McNeese head coach Sterlin Gilbert speaks with players during a win over Southern earlier this year.

When McNeese State and Alcorn State take the field on Saturday, they'll do so with early season reputations they'd rather not have.

Both are among the most penalized teams in the country. McNeese (1-1) has committed the second-most penalties (25) in the Football Championship Subdivision and have the most penalty yards (241) in the classification. Meanwhile, Alcorn (1-1) has been better, but not by much, having committed 16 infractions for 148 yards in two games.

During Monday's Southwestern Athletic Conference coaches teleconference, Alcorn head coach Fred McNair talked about his team's need to cut down penalties.

"The biggest thing is, we've got to be fundamentally sound," McNair said. "I mean, a lot of the penalties coming, we're overstretched or we're not using our feet, we're not running our feet, things of that nature.

"We get a lot of just dumb penalties — guys out of bounds and we're pushing them. We got a penalty this past week, the guy catches the ball and is running the ball out of bounds. The guy is 4 or 5 yards out of bounds and we go up and push him down. Those are the kind of penalties I'm talking about. I'm not talking about the hard-playing, physical penalties that we get. Of course we have to minimize those too, but just the dumb penalties, that's not called for."

McNair cited an example from the last time McNeese and Alcorn played in 2017. With the score tied at 27, the Braves forced McNeese to punt. The Alcorn punt returner picked up the ball on a hop and returned it for a touchdown. But the score was wiped off the board because an Alcorn player had leaped over the McNeese shield, which is an unsportsmanlike conduct penalty.

So not only was the Braves' go-ahead score nullified, but McNeese got the ball back. Alcorn got the ball back later on in the game but went three-and-out and the Cowboys scored with less than a minute remaining to escape with a 34-27 win.

McNeese decreased its penalty numbers from the first week to the second, going from 16 to nine. Alcorn, meanwhile, not only increased its penalties in its second game, but it happened against Division III Mississippi College.

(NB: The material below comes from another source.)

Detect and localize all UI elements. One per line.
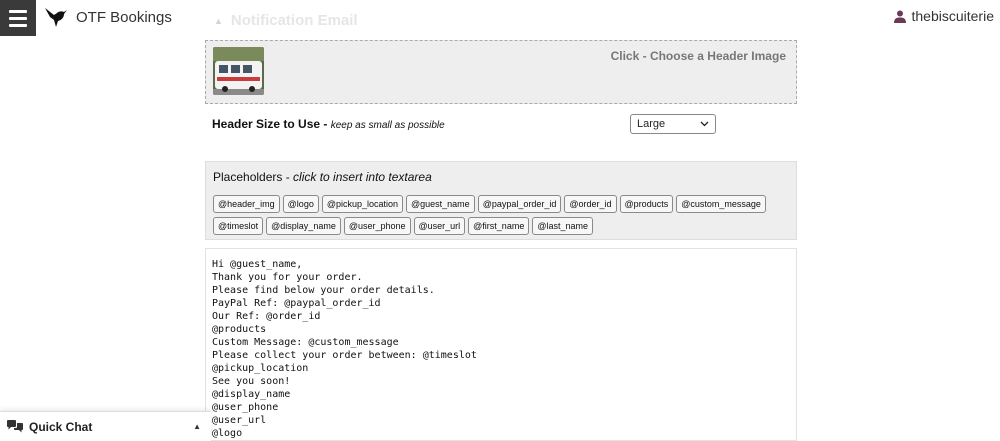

McNeese head coach Sterlin Gilbert said he sees where some of the issues lie in the penalties and that the coaching staff was looking at how to eliminate them.

"Number one, we identified it," Gilbert said. "The ones that are controllable, especially when you get in those situations, you got an opportunity to get off the field, that we're disciplined in that moment. Those are the things we've got to continue to do.

"The thing about, especially on the defensive side of the ball, we play to the whistle, we're physical, we're right on the edge. There's a fine line there about exactly what's told to those guys."

Gilbert said another major concern is the timing of penalties. In two games, just under half of McNeese's penalties (12 of 25) result in the opposing team picking up a first down.

"Those kind of things, they can't happen," McNair said of the penalties. "We just have to stress it. We can't afford to do that against good teams."